I’ve gone through several cycles of trying to get a startups going. The most recent attempts have been trying to get an enterprise software product to market since that has been a bulk of my experience. I have to say that I wouldn’t recommend focusing on enterprise software for the following reasons:
- Cost and Time To Market — Enterprise products typically take many engineers a nontrivial amount of time to build. The extra costs usually force teams to immediately go for funding.
- Difficult to build without a design partner — Even as we model the bleeding edge features of the current enterprise product I’m working on at HP, we have a design partner walking us through every step of the way. For startups, it’s difficult get good design partners unless you have a relationship already in place.
- Difficult to take to the market — Depending on who you are targeting in the IT department, its difficult to get onto their calendar. Taking the product to market typically requires building a sales force and big dollars
In the time I unsuccessfully tried to take two enterprise software startup ideas to market, my friends successfully took several consumer startups to market.

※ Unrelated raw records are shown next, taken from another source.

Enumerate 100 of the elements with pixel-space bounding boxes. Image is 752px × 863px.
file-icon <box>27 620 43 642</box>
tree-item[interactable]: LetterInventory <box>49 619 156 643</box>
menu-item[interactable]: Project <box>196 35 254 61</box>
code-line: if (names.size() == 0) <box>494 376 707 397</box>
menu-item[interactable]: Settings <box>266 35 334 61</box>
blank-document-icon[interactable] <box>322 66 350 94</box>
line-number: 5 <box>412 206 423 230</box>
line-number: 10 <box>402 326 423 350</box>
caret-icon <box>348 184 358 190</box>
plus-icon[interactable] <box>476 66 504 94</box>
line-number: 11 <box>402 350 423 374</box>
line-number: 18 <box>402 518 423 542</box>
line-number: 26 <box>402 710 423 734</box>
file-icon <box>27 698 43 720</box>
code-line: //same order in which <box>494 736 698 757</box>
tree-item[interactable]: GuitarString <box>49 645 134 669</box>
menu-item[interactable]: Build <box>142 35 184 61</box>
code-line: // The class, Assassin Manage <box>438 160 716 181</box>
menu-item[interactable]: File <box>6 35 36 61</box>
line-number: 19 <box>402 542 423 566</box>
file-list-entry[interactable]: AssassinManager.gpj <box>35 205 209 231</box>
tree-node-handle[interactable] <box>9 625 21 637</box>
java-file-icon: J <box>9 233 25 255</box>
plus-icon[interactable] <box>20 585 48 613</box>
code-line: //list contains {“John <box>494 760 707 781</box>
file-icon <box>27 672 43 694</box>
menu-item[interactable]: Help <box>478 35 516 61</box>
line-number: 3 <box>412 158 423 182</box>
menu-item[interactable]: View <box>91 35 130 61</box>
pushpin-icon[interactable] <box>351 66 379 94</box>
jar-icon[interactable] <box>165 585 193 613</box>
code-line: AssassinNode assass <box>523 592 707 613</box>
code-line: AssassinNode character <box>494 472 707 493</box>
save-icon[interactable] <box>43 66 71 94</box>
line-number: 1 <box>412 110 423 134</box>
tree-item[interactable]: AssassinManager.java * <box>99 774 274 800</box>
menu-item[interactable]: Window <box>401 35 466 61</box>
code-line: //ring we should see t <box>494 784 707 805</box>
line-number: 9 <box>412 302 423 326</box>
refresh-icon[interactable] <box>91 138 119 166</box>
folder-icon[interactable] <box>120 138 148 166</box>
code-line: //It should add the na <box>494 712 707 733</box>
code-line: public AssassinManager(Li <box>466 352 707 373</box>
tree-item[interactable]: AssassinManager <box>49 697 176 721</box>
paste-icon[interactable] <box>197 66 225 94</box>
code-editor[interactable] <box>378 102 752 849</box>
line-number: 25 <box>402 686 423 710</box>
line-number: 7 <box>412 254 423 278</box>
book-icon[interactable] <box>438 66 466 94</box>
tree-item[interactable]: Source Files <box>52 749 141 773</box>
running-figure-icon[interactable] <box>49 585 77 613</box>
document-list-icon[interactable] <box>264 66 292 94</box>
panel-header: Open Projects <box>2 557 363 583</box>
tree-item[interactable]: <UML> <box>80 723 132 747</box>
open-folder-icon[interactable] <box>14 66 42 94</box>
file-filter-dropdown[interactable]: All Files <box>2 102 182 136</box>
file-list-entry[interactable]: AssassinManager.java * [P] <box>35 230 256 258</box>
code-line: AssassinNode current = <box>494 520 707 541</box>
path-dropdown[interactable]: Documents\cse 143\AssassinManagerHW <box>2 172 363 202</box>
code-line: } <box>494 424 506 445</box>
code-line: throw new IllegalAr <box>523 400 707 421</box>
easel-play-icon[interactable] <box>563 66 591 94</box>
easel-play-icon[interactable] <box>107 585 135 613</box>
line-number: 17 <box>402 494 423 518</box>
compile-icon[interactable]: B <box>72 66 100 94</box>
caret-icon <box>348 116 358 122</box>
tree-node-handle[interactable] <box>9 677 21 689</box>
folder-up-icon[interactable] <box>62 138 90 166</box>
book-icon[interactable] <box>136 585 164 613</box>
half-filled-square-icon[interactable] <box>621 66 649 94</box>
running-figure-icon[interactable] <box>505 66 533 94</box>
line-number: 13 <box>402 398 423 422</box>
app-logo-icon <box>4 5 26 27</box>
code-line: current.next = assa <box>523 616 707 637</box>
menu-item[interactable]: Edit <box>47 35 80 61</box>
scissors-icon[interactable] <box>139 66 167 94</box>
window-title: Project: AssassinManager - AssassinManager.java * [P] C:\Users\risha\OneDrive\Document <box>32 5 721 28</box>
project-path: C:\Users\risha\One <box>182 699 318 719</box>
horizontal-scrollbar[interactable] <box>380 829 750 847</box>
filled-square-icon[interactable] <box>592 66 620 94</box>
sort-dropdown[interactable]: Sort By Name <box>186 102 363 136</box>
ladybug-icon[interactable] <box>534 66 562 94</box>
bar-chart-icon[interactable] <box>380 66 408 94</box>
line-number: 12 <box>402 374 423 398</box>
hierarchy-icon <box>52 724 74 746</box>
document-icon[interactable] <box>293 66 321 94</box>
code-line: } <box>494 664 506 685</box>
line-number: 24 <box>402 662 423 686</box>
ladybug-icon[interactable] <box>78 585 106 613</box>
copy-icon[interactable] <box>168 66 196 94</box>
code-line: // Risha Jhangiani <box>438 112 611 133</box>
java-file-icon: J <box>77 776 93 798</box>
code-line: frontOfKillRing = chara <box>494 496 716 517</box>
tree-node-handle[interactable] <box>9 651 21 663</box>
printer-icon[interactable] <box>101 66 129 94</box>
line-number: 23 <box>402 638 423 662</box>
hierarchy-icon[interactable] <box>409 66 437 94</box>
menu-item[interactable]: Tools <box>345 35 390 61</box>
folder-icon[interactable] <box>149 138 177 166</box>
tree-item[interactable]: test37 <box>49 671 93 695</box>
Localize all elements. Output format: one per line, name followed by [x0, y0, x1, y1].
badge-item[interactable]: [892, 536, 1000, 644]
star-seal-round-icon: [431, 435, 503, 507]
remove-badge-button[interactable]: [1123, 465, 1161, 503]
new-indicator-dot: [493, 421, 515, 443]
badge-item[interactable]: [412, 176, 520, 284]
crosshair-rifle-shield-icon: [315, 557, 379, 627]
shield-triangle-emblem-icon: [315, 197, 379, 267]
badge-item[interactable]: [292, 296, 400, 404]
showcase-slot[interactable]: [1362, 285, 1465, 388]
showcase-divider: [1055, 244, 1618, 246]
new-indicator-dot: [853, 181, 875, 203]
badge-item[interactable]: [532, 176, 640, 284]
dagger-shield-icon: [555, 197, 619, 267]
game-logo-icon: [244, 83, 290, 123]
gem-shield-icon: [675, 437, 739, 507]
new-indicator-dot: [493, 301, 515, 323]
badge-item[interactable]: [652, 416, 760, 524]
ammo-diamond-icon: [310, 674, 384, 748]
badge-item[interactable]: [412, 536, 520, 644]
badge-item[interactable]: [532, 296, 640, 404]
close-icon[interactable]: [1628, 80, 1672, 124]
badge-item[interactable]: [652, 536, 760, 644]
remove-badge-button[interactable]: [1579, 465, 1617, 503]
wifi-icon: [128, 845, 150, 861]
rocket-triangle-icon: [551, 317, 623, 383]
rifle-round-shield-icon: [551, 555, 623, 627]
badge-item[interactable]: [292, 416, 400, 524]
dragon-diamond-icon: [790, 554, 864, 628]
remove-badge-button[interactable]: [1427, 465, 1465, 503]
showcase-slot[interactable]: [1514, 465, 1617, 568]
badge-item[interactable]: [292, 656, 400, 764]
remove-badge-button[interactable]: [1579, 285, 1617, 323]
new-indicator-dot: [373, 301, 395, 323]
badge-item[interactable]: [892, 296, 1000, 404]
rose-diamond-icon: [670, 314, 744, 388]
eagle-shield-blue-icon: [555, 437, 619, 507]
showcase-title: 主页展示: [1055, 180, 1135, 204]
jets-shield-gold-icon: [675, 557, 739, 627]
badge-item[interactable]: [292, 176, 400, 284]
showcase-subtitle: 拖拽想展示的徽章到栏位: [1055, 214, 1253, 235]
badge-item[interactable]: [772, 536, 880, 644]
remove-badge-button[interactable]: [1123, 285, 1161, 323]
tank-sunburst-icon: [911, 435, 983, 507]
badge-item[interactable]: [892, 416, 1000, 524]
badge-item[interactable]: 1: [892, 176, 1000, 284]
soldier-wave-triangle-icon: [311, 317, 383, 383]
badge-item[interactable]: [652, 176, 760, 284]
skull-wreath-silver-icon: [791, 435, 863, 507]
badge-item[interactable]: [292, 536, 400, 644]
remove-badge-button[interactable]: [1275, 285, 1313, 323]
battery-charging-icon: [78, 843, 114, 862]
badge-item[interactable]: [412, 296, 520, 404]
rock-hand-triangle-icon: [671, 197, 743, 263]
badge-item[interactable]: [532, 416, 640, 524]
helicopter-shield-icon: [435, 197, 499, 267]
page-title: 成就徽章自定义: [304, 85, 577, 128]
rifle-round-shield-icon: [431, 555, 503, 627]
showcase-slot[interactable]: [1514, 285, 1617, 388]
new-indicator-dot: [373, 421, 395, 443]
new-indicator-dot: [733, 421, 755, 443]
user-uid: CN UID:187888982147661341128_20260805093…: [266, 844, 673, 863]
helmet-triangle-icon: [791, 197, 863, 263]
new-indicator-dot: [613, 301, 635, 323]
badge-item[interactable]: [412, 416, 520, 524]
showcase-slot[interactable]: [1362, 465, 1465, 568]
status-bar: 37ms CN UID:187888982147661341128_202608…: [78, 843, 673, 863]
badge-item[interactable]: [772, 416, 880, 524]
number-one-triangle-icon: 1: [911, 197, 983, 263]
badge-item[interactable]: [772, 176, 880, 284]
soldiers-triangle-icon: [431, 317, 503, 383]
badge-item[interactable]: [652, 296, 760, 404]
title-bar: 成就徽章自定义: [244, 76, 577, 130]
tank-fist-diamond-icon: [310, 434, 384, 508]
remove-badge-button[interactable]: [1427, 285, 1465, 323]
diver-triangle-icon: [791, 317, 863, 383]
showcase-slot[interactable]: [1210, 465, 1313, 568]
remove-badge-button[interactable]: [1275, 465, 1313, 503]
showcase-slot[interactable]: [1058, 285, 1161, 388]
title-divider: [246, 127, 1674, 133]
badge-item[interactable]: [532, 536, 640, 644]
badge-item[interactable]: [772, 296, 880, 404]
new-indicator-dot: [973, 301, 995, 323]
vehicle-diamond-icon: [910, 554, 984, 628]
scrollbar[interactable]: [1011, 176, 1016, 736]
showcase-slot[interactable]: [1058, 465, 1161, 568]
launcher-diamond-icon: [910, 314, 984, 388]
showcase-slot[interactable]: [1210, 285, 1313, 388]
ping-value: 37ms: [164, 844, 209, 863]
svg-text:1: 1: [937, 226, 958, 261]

Over beers last night in San Francisco, my friend said that he’s launching a consumer focused startup this weekend based on the Facebook application platform. He’s been coding day and night for two weeks . Amazing.
So, its time to shift focus away from enterprise software and look at consumer options. Basically, they are
- Easier and cheaper to develop
- Require no design partners because you typically already identify with the problem
- Less difficult to take to market
The question becomes, can you come up with a consumer facing product that adds value to the user rather than just providing another time waster.
It’s a good question and I plan to find out.